4. hakem ve hentbol üzerine

UEFA Hakem Komitesi Üyesi ve Türkiye Sorumlusu Ulemberg’in, devre arası seminerindeki söylemleri, bundan önceki haftalarda müsabakaların dördüncü hakemi için yazdıklarımın ne kadar doğru olduğunu kanıtlar nitelikteydi.
Demiştim ki; “Sahada müsabakayı bir yöneten var, O da hakem.”
O’nun verdiği veya vermediği her karar sonrası her iki takımın teknik adamları soluğu dördüncü hakemin yanında alıyorlar ve ona itiraz ediyorlar. Görev yapamaz durumda kalıyor. Dördüncü hakem, sanki hakemi şikayet etme mercii konumuna getiriliyor. Dördüncü hakem oyun kurallarına konduğunda daha çok faydalı olacağını sahada 6 gözün değil, 8 gözün hataları daha da azaltacağını yazmıştım. Dördüncü hakemin asli görevini yerine getirerek oyun olaylarına kanalize olmasının faydalarından bahsetmiştim.
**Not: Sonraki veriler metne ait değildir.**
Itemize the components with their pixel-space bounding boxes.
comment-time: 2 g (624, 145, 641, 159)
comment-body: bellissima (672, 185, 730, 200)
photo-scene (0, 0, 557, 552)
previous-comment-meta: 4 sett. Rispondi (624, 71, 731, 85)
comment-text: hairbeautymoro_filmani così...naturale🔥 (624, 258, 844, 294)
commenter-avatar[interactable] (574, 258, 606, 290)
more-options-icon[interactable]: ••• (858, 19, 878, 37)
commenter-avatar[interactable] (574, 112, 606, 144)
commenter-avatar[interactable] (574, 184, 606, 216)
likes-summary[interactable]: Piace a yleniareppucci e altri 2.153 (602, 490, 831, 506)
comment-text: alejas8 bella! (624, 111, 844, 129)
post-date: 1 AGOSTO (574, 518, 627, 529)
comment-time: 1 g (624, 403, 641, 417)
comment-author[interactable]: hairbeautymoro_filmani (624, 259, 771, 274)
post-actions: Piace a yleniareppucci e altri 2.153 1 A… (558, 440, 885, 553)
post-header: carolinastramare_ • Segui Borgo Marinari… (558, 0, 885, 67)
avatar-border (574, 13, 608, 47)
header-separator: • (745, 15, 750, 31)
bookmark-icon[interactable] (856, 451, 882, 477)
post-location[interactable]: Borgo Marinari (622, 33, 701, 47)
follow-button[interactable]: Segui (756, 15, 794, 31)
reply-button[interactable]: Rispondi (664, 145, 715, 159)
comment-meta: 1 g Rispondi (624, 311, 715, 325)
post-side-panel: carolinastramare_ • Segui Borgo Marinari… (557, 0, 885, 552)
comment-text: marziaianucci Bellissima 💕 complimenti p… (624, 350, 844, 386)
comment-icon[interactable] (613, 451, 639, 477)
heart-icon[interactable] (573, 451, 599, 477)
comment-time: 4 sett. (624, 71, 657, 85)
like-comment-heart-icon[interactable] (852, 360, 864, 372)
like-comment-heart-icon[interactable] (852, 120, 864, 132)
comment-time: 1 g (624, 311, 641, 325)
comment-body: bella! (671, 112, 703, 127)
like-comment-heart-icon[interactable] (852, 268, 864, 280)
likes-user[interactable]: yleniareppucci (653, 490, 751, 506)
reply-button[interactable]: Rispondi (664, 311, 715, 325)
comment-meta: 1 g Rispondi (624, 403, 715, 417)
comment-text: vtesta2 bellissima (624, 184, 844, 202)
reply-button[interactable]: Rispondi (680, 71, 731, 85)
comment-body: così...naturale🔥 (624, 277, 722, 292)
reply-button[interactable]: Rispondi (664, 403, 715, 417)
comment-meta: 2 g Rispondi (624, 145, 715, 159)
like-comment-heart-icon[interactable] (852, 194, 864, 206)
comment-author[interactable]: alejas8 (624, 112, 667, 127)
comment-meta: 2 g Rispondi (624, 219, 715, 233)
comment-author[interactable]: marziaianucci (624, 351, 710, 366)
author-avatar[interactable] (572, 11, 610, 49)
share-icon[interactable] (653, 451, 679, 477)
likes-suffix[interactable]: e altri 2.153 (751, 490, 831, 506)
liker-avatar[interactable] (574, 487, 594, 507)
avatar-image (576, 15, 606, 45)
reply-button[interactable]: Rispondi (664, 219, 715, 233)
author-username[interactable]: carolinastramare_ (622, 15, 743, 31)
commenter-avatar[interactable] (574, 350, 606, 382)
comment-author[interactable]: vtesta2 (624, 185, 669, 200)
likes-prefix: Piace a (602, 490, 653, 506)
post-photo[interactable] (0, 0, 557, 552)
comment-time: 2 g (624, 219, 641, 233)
Hatta bence eskiden saha komiserlerinin yaptığı oyuncu değişikliği tabelasının bile o kadar önemli olmadığından bahsetmiştim. Şimdi Ulemberg, tıpkı Avrupa’daki uygulamalarda olduğu gibi dördüncü hakemlerin müsabakayla ilgili hakeme yardımcı olmasını istemiş, Avrupa’da dördüncü hakemler maçın içine giriyor ve hakeme yardım ediyor. Bu zaten bir tek Türkiye’de yanlış anlaşılmış...
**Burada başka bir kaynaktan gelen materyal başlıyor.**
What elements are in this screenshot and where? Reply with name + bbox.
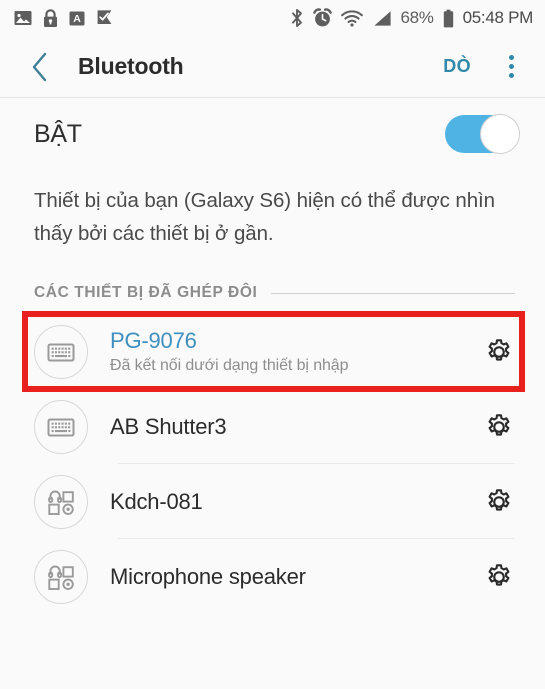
device-texts: Microphone speaker: [110, 564, 479, 589]
bluetooth-toggle-label: BẬT: [34, 119, 82, 148]
status-bar-left-icons: A: [14, 8, 114, 28]
more-vertical-icon[interactable]: [493, 47, 529, 87]
device-row-microphone-speaker[interactable]: Microphone speaker: [0, 539, 545, 614]
gear-icon: [488, 564, 510, 586]
device-texts: PG-9076 Đã kết nối dưới dạng thiết bị nh…: [110, 328, 479, 376]
other-device-icon: [48, 490, 74, 515]
device-row-kdch-081[interactable]: Kdch-081: [0, 464, 545, 540]
status-bar: A 68% 05:48 PM: [0, 0, 545, 36]
device-icon-wrap: [34, 399, 88, 454]
paired-devices-list: PG-9076 Đã kết nối dưới dạng thiết bị nh…: [0, 311, 545, 614]
app-bar: Bluetooth DÒ: [0, 36, 545, 98]
gear-icon: [488, 489, 510, 511]
section-divider-rule: [271, 292, 515, 294]
device-icon-wrap: [34, 474, 88, 529]
device-status-subtitle: Đã kết nối dưới dạng thiết bị nhập: [110, 357, 349, 375]
alarm-icon: [312, 8, 332, 27]
device-name: PG-9076: [110, 328, 197, 354]
device-texts: Kdch-081: [110, 489, 479, 514]
device-icon-wrap: [34, 324, 88, 379]
paired-devices-title: CÁC THIẾT BỊ ĐÃ GHÉP ĐÔI: [34, 284, 258, 302]
device-row-pg-9076[interactable]: PG-9076 Đã kết nối dưới dạng thiết bị nh…: [0, 314, 545, 390]
lock-icon: [44, 8, 57, 27]
toggle-knob: [480, 114, 520, 154]
font-a-icon: A: [69, 11, 85, 25]
device-icon-wrap: [34, 549, 88, 604]
status-bar-right-icons: 68% 05:48 PM: [290, 8, 534, 28]
chevron-left-icon: [32, 52, 47, 81]
device-texts: AB Shutter3: [110, 414, 479, 439]
svg-text:A: A: [73, 13, 81, 25]
gear-icon: [488, 414, 510, 436]
battery-icon: [443, 9, 453, 27]
device-settings-button[interactable]: [479, 482, 519, 522]
signal-icon: [373, 10, 391, 26]
back-button[interactable]: [30, 50, 60, 84]
gear-icon: [488, 339, 510, 361]
device-name: AB Shutter3: [110, 414, 227, 440]
keyboard-icon: [47, 343, 75, 362]
wifi-icon: [340, 9, 363, 27]
paired-devices-section-header: CÁC THIẾT BỊ ĐÃ GHÉP ĐÔI: [0, 250, 545, 302]
device-settings-button[interactable]: [479, 332, 519, 372]
battery-percentage: 68%: [400, 8, 434, 27]
status-bar-clock: 05:48 PM: [462, 8, 534, 27]
photo-icon: [14, 11, 32, 25]
checkmark-flag-icon: [97, 9, 112, 27]
bluetooth-toggle-switch[interactable]: [445, 114, 520, 154]
scan-button[interactable]: DÒ: [435, 50, 479, 83]
page-title: Bluetooth: [78, 53, 184, 79]
bluetooth-icon: [291, 9, 302, 27]
device-name: Microphone speaker: [110, 564, 306, 590]
keyboard-icon: [47, 418, 75, 437]
device-settings-button[interactable]: [479, 407, 519, 447]
device-settings-button[interactable]: [479, 557, 519, 597]
other-device-icon: [48, 565, 74, 590]
device-row-ab-shutter3[interactable]: AB Shutter3: [0, 389, 545, 465]
device-name: Kdch-081: [110, 489, 203, 515]
visibility-description: Thiết bị của bạn (Galaxy S6) hiện có thể…: [34, 189, 495, 246]
bluetooth-toggle-row[interactable]: BẬT: [0, 98, 545, 170]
Bu elle oynama kuralıyla ilgili de ilginç yorumlar yapılıyor. Sanki yeni uygulamalar olacakmış gibi bahsedilmesi doğru değil. Kuralın emri dün neyse bugün de odur. 10 kusurlu hareketten bir tanesi şudur ki, elle oynamada kasıt aranır. İstem dışı elle topun buluşmasında her zaman olduğu gibi kolların topun geçmesine mani olmak düşüncesi, dolayısıyla kolların açık olması hareketin içinde kasıt olduğundan cezalandırılır. Uzaktan vurulan bir topta elini kolunu çekme olanağı varken futbolcu çekmemişse cezalandırılır. Ancak kendi vurduğu kafa veya şutun kendi eliyle buluşmasında oyunun devam edeceği mutlaktır. Böyle bir değişim de yoktur. Kuralları FIFA koyar, UEFA değil. Bu elle oynamayı artık bir öcü gibi göstermeyelim.